Entretien d’une PAC air-air
L’entretien est obligatoire tous les 2 ans pour les systèmes de plus de 4 kW. Le nettoyage des filtres par l’utilisateur doit être fait toutes les 2 à 4 semaines en période d’utilisation. Un contrat d’entretien annuel coûte entre 120 et 280 € selon le nombre d’unités. Un appareil bien entretenu conserve ses performances pendant 15 à 20 ans et maintient une qualité d’air optimale dans votre intérieur.
PAC air-air ou convecteurs électriques nouvelle génération ?

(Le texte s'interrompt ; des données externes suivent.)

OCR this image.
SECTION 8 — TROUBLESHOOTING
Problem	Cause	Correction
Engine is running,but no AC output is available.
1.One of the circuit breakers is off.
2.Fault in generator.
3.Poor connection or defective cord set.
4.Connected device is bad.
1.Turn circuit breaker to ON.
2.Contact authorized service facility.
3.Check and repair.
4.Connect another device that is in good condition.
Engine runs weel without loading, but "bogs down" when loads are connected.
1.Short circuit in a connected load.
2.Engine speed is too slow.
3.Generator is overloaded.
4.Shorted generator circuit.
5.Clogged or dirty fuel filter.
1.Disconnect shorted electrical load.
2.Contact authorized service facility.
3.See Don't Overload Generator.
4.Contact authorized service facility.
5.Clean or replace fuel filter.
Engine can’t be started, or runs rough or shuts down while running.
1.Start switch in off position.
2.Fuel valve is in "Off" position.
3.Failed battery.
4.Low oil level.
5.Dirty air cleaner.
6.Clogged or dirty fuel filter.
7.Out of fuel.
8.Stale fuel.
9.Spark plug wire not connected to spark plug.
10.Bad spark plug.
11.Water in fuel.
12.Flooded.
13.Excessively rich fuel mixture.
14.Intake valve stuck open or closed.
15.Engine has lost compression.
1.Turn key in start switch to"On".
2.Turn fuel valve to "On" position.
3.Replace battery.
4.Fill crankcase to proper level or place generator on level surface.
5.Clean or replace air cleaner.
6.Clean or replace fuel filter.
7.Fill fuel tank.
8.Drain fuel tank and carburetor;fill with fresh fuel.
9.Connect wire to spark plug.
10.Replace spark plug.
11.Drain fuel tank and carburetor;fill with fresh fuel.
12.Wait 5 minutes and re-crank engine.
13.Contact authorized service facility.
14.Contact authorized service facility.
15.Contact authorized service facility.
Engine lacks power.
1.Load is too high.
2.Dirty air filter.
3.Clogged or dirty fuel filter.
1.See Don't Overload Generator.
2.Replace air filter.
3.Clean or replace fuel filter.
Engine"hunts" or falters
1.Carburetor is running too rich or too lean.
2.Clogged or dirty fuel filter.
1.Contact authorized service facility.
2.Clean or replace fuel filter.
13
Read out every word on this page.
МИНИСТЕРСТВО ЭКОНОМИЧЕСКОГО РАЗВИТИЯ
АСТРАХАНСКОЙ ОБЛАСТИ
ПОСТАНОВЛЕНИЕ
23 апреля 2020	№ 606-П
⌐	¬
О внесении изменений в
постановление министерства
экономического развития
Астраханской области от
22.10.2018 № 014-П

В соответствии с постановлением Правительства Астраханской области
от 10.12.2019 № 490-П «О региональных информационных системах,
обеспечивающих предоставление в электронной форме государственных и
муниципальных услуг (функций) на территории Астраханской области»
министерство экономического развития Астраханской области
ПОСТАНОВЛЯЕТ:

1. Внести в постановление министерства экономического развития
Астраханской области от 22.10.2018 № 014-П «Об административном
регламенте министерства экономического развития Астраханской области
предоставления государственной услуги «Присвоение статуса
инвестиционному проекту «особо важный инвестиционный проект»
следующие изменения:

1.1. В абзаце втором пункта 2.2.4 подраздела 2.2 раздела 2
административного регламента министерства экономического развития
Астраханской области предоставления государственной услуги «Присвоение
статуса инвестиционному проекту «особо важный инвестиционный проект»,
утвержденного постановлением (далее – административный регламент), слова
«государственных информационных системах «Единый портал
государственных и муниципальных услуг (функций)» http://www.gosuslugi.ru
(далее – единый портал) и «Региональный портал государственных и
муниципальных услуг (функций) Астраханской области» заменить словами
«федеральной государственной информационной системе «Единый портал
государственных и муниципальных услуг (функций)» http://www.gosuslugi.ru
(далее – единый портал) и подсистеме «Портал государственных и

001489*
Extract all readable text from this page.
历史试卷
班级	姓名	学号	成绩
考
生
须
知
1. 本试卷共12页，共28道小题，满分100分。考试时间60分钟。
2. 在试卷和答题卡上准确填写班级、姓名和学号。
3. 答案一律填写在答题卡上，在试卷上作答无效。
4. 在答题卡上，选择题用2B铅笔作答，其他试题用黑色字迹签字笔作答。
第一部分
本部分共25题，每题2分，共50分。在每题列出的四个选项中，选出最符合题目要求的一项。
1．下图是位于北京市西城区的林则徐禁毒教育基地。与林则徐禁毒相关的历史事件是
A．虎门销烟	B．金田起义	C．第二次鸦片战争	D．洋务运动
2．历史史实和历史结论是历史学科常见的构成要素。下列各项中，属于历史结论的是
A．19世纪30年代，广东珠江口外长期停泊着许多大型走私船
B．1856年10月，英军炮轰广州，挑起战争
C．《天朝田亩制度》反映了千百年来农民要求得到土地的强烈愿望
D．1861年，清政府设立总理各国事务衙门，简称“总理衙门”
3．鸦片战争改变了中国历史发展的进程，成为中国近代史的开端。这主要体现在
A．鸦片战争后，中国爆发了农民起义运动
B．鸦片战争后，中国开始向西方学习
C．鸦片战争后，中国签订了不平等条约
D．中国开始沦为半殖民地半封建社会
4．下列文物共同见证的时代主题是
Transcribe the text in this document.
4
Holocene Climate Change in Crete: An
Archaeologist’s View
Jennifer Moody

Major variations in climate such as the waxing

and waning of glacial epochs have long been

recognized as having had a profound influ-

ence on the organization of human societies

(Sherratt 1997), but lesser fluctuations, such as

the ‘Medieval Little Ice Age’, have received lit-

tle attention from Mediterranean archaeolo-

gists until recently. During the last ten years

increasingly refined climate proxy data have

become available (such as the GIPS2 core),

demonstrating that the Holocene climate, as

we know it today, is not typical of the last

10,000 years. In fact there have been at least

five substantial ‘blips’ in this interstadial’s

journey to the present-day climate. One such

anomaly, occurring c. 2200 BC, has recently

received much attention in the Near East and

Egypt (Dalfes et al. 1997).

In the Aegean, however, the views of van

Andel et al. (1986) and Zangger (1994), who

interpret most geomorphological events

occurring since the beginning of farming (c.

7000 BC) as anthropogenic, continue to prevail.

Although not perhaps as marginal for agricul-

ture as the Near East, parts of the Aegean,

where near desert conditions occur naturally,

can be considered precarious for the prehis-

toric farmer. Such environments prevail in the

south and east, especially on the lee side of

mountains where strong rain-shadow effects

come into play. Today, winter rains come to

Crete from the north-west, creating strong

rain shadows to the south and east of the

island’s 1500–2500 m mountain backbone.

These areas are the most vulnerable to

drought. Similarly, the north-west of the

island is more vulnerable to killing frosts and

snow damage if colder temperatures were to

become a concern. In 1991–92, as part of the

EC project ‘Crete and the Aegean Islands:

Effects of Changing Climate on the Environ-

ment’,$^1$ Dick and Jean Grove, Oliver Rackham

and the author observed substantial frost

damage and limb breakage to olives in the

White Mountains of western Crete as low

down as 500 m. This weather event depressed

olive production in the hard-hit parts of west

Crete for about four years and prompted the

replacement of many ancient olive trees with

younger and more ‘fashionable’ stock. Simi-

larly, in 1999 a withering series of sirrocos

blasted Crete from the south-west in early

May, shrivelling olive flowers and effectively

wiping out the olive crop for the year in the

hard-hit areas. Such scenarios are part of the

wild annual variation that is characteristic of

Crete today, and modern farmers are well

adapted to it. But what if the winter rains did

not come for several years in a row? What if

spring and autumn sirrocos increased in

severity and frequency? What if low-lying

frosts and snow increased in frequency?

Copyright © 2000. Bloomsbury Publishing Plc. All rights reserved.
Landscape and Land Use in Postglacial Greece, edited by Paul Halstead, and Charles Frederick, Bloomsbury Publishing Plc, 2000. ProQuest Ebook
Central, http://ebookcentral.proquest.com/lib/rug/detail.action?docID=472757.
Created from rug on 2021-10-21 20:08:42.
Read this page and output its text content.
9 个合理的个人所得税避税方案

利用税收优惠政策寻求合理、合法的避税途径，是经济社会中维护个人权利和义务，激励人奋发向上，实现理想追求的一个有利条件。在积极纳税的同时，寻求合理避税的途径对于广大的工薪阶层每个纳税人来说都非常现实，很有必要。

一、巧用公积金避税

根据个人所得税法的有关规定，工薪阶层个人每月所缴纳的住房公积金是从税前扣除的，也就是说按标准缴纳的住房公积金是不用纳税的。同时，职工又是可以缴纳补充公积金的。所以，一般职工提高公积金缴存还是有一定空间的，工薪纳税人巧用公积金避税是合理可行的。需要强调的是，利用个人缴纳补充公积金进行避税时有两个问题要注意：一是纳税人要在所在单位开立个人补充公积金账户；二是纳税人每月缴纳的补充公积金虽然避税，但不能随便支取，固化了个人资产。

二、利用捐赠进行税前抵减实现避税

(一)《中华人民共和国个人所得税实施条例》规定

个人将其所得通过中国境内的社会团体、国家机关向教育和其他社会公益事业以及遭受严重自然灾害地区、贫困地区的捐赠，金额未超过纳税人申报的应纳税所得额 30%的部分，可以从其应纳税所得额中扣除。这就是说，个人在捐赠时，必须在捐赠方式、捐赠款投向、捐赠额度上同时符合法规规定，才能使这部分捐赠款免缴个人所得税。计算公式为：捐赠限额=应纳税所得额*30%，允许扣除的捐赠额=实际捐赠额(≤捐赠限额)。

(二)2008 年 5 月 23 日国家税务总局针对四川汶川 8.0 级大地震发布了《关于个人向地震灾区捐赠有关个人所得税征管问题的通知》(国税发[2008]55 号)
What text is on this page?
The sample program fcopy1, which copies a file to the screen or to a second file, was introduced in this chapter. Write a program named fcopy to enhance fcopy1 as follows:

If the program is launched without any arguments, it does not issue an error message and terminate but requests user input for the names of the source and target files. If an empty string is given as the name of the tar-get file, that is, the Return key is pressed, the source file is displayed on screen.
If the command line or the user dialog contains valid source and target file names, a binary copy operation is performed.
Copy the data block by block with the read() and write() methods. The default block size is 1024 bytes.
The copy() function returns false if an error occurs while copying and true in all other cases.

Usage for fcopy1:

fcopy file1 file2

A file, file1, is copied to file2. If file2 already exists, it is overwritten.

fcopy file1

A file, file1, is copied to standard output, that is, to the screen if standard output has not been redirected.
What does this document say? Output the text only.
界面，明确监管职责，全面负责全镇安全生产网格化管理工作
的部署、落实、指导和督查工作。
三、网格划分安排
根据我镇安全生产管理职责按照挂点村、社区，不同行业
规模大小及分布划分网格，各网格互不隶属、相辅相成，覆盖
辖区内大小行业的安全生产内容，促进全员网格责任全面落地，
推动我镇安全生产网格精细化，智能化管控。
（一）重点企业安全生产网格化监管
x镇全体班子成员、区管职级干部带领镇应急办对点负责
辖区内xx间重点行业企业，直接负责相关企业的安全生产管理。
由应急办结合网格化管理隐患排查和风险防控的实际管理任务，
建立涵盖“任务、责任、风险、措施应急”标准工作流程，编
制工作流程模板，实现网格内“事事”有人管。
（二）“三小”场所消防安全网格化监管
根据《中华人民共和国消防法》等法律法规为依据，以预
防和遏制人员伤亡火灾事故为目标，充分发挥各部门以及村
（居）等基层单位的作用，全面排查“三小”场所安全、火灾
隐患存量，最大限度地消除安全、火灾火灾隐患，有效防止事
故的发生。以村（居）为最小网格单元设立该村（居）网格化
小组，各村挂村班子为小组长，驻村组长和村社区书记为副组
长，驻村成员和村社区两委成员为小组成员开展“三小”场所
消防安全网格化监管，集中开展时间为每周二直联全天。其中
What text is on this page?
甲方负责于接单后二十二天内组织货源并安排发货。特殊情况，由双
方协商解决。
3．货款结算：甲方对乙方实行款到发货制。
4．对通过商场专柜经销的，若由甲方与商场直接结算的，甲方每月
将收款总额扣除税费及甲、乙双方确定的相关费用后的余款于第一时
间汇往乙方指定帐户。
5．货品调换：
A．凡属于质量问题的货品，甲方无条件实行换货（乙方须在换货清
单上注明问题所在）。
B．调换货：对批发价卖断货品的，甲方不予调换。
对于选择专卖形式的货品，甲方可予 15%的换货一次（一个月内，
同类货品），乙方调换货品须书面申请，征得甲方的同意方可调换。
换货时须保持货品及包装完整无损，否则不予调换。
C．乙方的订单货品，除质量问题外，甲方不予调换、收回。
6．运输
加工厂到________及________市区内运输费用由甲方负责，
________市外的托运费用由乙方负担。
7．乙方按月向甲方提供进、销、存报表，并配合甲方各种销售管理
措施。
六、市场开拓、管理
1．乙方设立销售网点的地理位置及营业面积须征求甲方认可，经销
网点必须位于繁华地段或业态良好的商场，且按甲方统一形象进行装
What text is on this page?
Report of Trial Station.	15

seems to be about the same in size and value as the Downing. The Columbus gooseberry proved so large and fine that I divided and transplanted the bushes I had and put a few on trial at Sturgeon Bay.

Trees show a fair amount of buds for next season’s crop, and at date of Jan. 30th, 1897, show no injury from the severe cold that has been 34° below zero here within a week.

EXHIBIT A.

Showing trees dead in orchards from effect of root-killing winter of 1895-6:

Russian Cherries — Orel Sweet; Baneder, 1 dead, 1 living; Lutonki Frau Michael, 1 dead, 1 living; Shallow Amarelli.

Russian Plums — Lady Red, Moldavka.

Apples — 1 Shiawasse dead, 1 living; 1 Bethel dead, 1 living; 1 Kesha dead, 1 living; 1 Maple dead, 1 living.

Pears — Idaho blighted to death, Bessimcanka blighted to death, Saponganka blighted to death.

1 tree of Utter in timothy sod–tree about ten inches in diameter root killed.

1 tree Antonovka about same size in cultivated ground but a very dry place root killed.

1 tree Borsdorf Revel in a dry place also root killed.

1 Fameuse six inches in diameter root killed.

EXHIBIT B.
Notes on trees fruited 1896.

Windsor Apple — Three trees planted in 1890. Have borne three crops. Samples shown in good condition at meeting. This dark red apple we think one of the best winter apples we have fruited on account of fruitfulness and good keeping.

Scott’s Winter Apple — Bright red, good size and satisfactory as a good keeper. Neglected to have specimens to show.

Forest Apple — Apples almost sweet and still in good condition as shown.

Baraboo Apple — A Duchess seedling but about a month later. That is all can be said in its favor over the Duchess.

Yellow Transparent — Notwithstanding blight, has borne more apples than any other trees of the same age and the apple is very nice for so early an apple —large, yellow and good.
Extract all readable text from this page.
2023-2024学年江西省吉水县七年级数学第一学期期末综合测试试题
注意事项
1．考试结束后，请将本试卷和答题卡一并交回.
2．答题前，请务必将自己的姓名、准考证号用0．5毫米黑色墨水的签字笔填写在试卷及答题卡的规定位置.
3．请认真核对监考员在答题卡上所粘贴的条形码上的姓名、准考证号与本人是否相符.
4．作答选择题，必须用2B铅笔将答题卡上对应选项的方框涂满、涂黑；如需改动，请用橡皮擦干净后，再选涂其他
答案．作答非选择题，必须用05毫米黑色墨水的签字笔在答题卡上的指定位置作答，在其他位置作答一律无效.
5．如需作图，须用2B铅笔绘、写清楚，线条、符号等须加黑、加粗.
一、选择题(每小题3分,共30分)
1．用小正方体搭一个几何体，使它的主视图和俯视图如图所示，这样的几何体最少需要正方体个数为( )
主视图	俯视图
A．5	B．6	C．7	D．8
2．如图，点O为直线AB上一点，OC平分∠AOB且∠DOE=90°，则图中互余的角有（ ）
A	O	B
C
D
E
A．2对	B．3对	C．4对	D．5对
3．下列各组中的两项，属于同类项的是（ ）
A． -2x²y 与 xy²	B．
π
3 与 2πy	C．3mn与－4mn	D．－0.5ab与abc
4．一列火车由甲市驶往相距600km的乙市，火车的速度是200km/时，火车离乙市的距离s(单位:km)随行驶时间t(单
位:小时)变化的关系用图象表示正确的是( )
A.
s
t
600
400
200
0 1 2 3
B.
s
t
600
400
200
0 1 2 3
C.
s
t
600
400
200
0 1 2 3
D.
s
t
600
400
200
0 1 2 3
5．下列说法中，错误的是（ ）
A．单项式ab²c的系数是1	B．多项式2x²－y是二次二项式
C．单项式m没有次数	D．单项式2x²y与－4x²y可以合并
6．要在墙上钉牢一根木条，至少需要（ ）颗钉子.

Les fabricants de radiateurs électriques (voir notre analyse de la consommation clim vs chauffage électrique) vantent leurs modèles à inertie et à chaleur douce. Aussi performants soient-ils en termes de confort (et ils le sont), ils restent limités à un COP de 1 : 1 kWh consommé = 1 kWh de chaleur produite. La PAC air-air, avec un SCOP de 4, divise la facture par 3 à 4. Sur 15 ans, pour une maison de 100 m², l’économie cumulée atteint 25 000 à 35 000 € par rapport au chauffage électrique direct, même en tenant compte du coût d’installation et d’entretien de la PAC.